Pennsylvanians who download music, apps or games will be paying a little more to help balance the state budget. Some say it is just a sign of the times.
"The past few years, everything's just been going up," said Mohammad Hashimi, who was with friends playing Pokémon GO near the Reading Public Museum on Monday.
Pennsylvanians now have to pay a six-percent tax on most digital purchases, including e-books and subscriptions, music download and streaming services, video downloads and streaming services, online games and apps including add-ons, and e-greeting card services.
"I have no other choice," added Hashimi. "I'm still going to watch shows. Unless they give me something free, I'm not going to stop."
Some say the expansion of the sales tax isn't enough to stop their habits.
"For most of the apps are not that expensive, $3, and six-percent isn't a big hit," said Paul Morrison, who was also walking near the museum.
"If we're going to have to pay some money to get what we want, we're going to pay money to get what we want," Dan Zerbe replied when asked if the tax would change his habits.
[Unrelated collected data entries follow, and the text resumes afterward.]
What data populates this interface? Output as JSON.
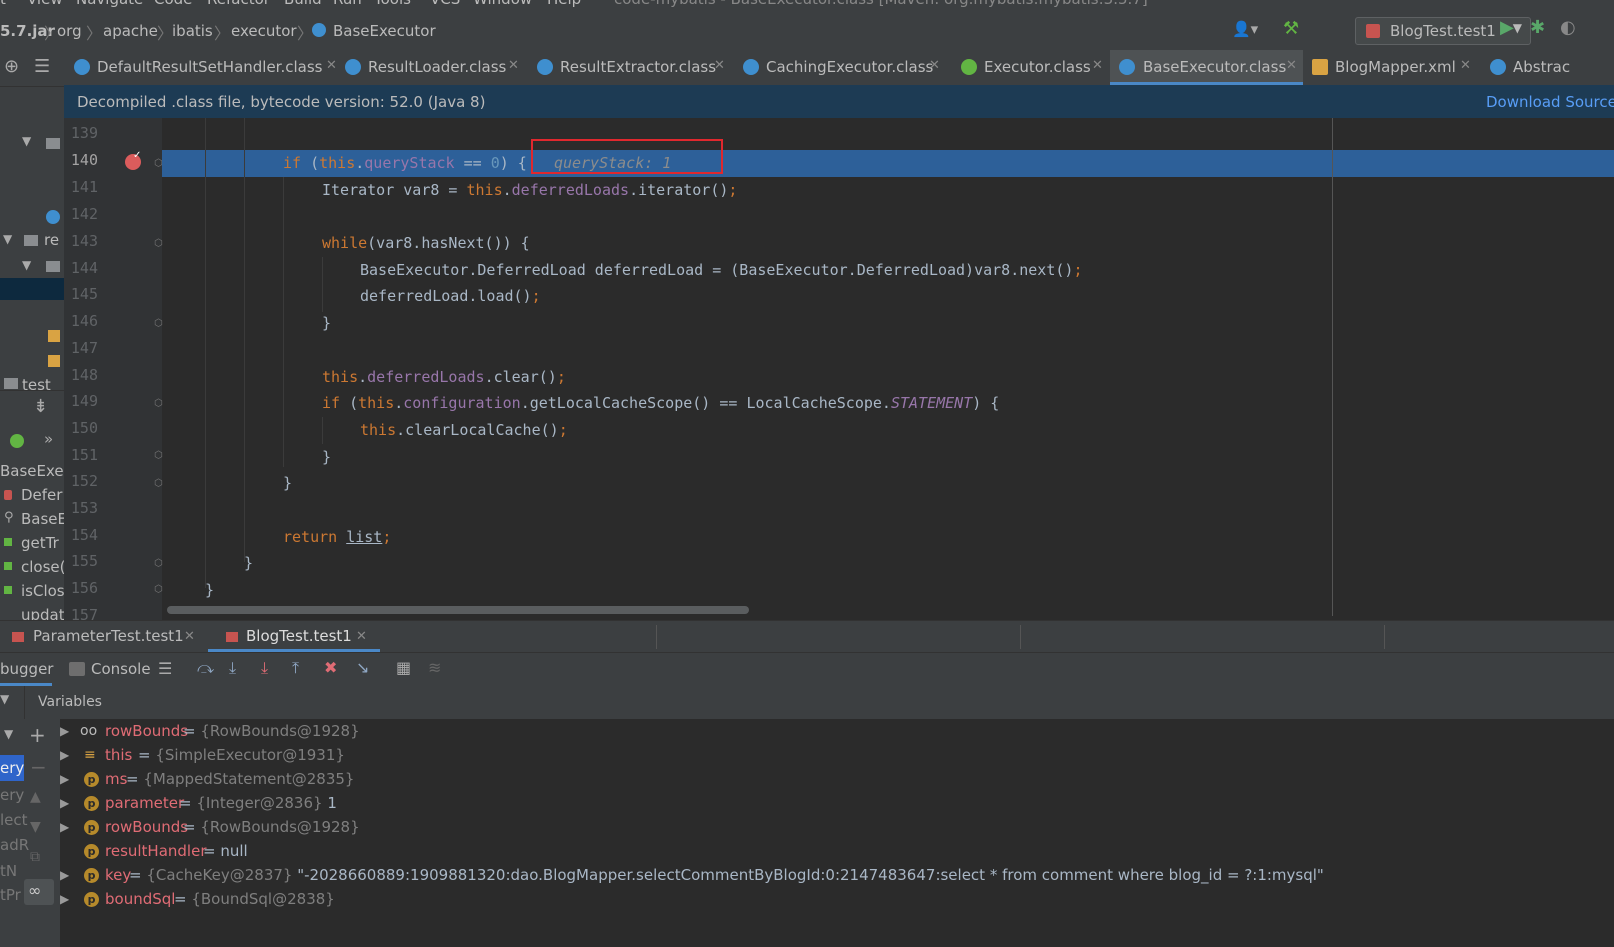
{
  "menu": {
    "items": [
      "t",
      "View",
      "Navigate",
      "Code",
      "Refactor",
      "Build",
      "Run",
      "Tools",
      "VCS",
      "Window",
      "Help"
    ],
    "window_title": "code-mybatis - BaseExecutor.class [Maven: org.mybatis:mybatis:3.5.7]"
  },
  "breadcrumb": [
    "5.7.jar",
    "org",
    "apache",
    "ibatis",
    "executor",
    "BaseExecutor"
  ],
  "run_config": "BlogTest.test1",
  "editor_tabs": [
    {
      "label": "DefaultResultSetHandler.class",
      "icon": "class-icon"
    },
    {
      "label": "ResultLoader.class",
      "icon": "class-icon"
    },
    {
      "label": "ResultExtractor.class",
      "icon": "class-icon"
    },
    {
      "label": "CachingExecutor.class",
      "icon": "class-icon"
    },
    {
      "label": "Executor.class",
      "icon": "interface-icon"
    },
    {
      "label": "BaseExecutor.class",
      "icon": "class-icon",
      "active": true
    },
    {
      "label": "BlogMapper.xml",
      "icon": "xml-icon"
    },
    {
      "label": "Abstrac",
      "icon": "class-icon"
    }
  ],
  "banner": {
    "message": "Decompiled .class file, bytecode version: 52.0 (Java 8)",
    "link": "Download Sources"
  },
  "code": {
    "line_numbers": [
      "139",
      "140",
      "141",
      "142",
      "143",
      "144",
      "145",
      "146",
      "147",
      "148",
      "149",
      "150",
      "151",
      "152",
      "153",
      "154",
      "155",
      "156",
      "157"
    ],
    "current_line": "140",
    "inline_hint": "queryStack: 1"
  },
  "project_panel": {
    "items": [
      "re",
      "test",
      "BaseExec",
      "Defer",
      "BaseE",
      "getTr",
      "close(",
      "isClos",
      "updat"
    ]
  },
  "debug": {
    "tabs": [
      "ParameterTest.test1",
      "BlogTest.test1"
    ],
    "active_tab": "BlogTest.test1",
    "toolbar": {
      "debugger_label": "bugger",
      "console_label": "Console"
    },
    "variables_header": "Variables",
    "side_labels": [
      "ery",
      "ery",
      "lect",
      "adR",
      "tN",
      "tPr"
    ],
    "variables": [
      {
        "name": "rowBounds",
        "eq": " = ",
        "type": "{RowBounds@1928}",
        "value": "",
        "icon": "oo",
        "expandable": true
      },
      {
        "name": "this",
        "eq": " = ",
        "type": "{SimpleExecutor@1931}",
        "value": "",
        "icon": "≡",
        "expandable": true
      },
      {
        "name": "ms",
        "eq": " = ",
        "type": "{MappedStatement@2835}",
        "value": "",
        "icon": "p",
        "expandable": true
      },
      {
        "name": "parameter",
        "eq": " = ",
        "type": "{Integer@2836}",
        "value": " 1",
        "icon": "p",
        "expandable": true
      },
      {
        "name": "rowBounds",
        "eq": " = ",
        "type": "{RowBounds@1928}",
        "value": "",
        "icon": "p",
        "expandable": true
      },
      {
        "name": "resultHandler",
        "eq": " = ",
        "type": "",
        "value": "null",
        "icon": "p",
        "expandable": false
      },
      {
        "name": "key",
        "eq": " = ",
        "type": "{CacheKey@2837}",
        "value": " \"-2028660889:1909881320:dao.BlogMapper.selectCommentByBlogId:0:2147483647:select * from comment where blog_id = ?:1:mysql\"",
        "icon": "p",
        "expandable": true
      },
      {
        "name": "boundSql",
        "eq": " = ",
        "type": "{BoundSql@2838}",
        "value": "",
        "icon": "p",
        "expandable": true
      }
    ]
  },
  "colors": {
    "accent": "#4a88c7",
    "highlight": "#2d6099",
    "keyword": "#cc7832",
    "field": "#9876aa",
    "number": "#6897bb",
    "red_box": "#e0282e"
  }
}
Others say they'll be cutting back a bit.
"We won't use it as much then," said Lisa Hearn, who uses iTunes, Netflix, and Hulu.
Some say they'll stick with free apps only.
"I'll manage the ads, although the ads are getting a little bit more frequent, and it's kind of redundant to see the same thing over and over again," said Hy Lam.
There are some exemptions that apply to digital products, including online textbooks from or through accredited schools, newspaper and magazine subscriptions, the resale of digital products, and purchases by qualified charitable organizations.